In recent years, though, the arcade has made a comeback in different form — as a sort of participatory museum, where adults can relive their youth in novel form while introducing their kids to a lovingly remembered stage of their lives. Most of these places feature their fair share of video games, but it seems that the real attraction in many of them is the pinball machines, with their killer art, wildly varying features and analog feel.

That attraction isn’t just felt by 40-somethings pining for more innocent days, either.

“We get the kids coming in here, saying they love the pinball,” says Karen Ann Holland, general manager of St. Petersburg’s Pinball Arcade Museum. “It’s just more color, more creativity, more of a challenge.”

Located at 2313 Central Avenue in St. Pete’s Grand Central District, the Pinball Arcade Museum is the latest in a series of places to open around the Bay area that feature vintage games and pinball. The space is decorated with a distinctly ‘80s feel, bright streaks of neon paint glowing in the light of the games against dark walls that lend the feel of a noisy womb. Like the others, it features a plethora of titles, both pinball and video, and flat rates for unlimited play. 

Unlike the others, though, it’s got an agenda — the 501 (c)(3) nonprofit helps fund owner Andy Kline’s other passion project, the Odessa Wildlife Rescue and Sanctuary, where more than 300 animals are cared for.

“The monthly food bill alone is around $12,000,” says Holland, who also volunteers at the sanctuary.

The idea for the Pinball Arcade Museum came about during a discussion between Kline and Holland about Kline’s collection of vintage games, just sitting in storage. He wondered if he could open a fun place that could help the sanctuary and other local organizations; she encouraged him to do it, and even did a lot of the space preparation and painting herself.

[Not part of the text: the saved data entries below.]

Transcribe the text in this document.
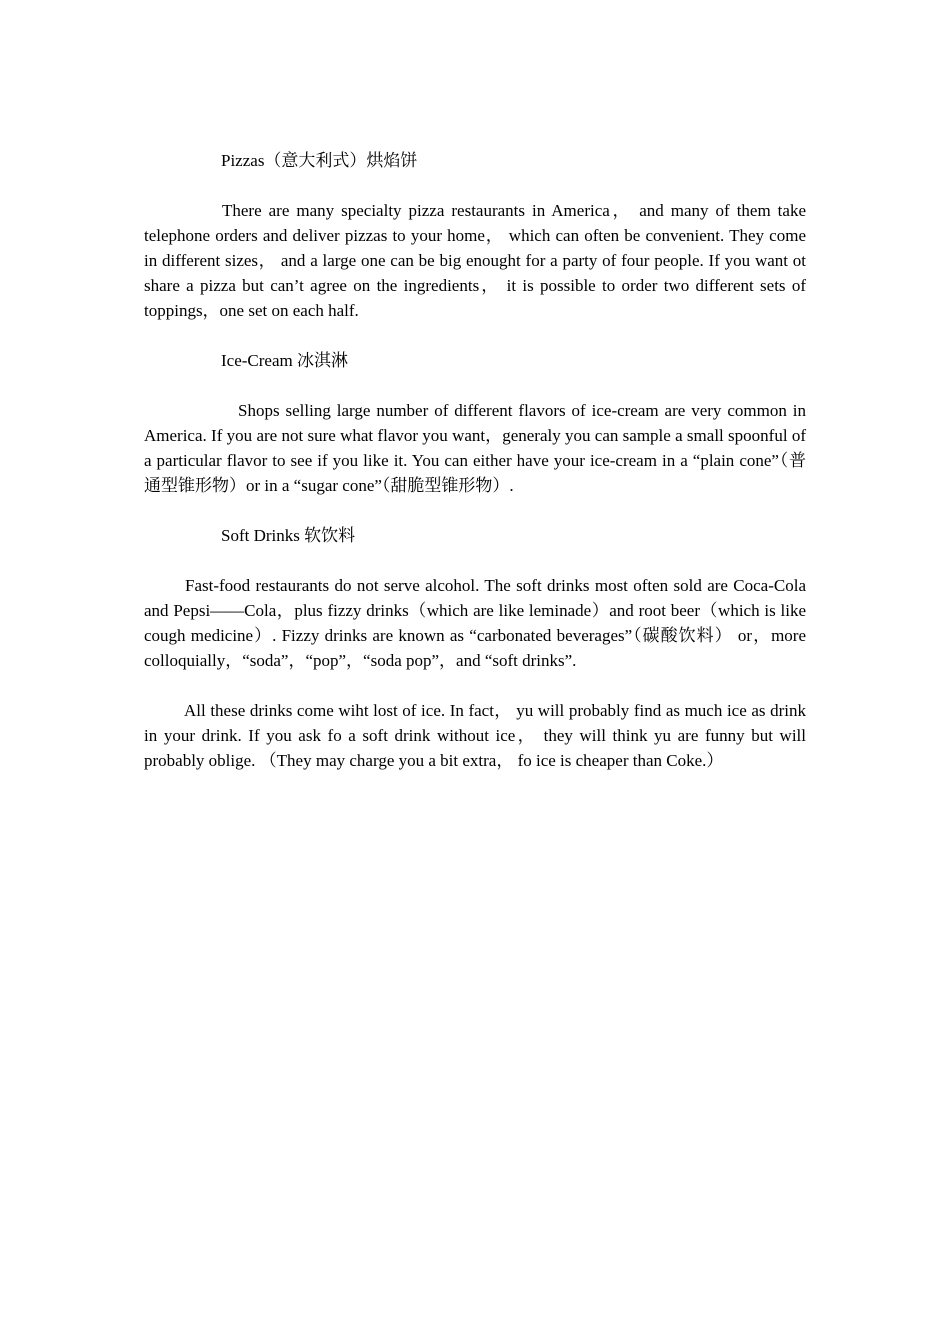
Pizzas（意大利式）烘焰饼

There are many specialty pizza restaurants in America， and many of them take telephone orders and deliver pizzas to your home， which can often be convenient. They come in different sizes， and a large one can be big enought for a party of four people. If you want ot share a pizza but can’t agree on the ingredients， it is possible to order two different sets of toppings，one set on each half.

Ice-Cream 冰淇淋

Shops selling large number of different flavors of ice-cream are very common in America. If you are not sure what flavor you want，generaly you can sample a small spoonful of a particular flavor to see if you like it. You can either have your ice-cream in a “plain cone”（普通型锥形物）or in a “sugar cone”（甜脆型锥形物）.

Soft Drinks 软饮料

Fast-food restaurants do not serve alcohol. The soft drinks most often sold are Coca-Cola and Pepsi——Cola，plus fizzy drinks（which are like leminade）and root beer（which is like cough medicine）. Fizzy drinks are known as “carbonated beverages”（碳酸饮料） or，more colloquially，“soda”，“pop”，“soda pop”，and “soft drinks”.

All these drinks come wiht lost of ice. In fact， yu will probably find as much ice as drink in your drink. If you ask fo a soft drink without ice， they will think yu are funny but will probably oblige. （They may charge you a bit extra， fo ice is cheaper than Coke.）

She says Kline has nearly 200 games, meaning more are being added to the space all the time. The “museum” also has deals going with community partners like Right Around the Corner and Dog Bar, which offer drink discounts for patrons wearing the museum’s wristbands. 

For Holland, an old-school video game fan herself who once owned her own Asteroids machine, it’s just great to do something that’s fun and benefits a project she thinks is important.

“It’s nice to wake up and be excited to come to work,” she says.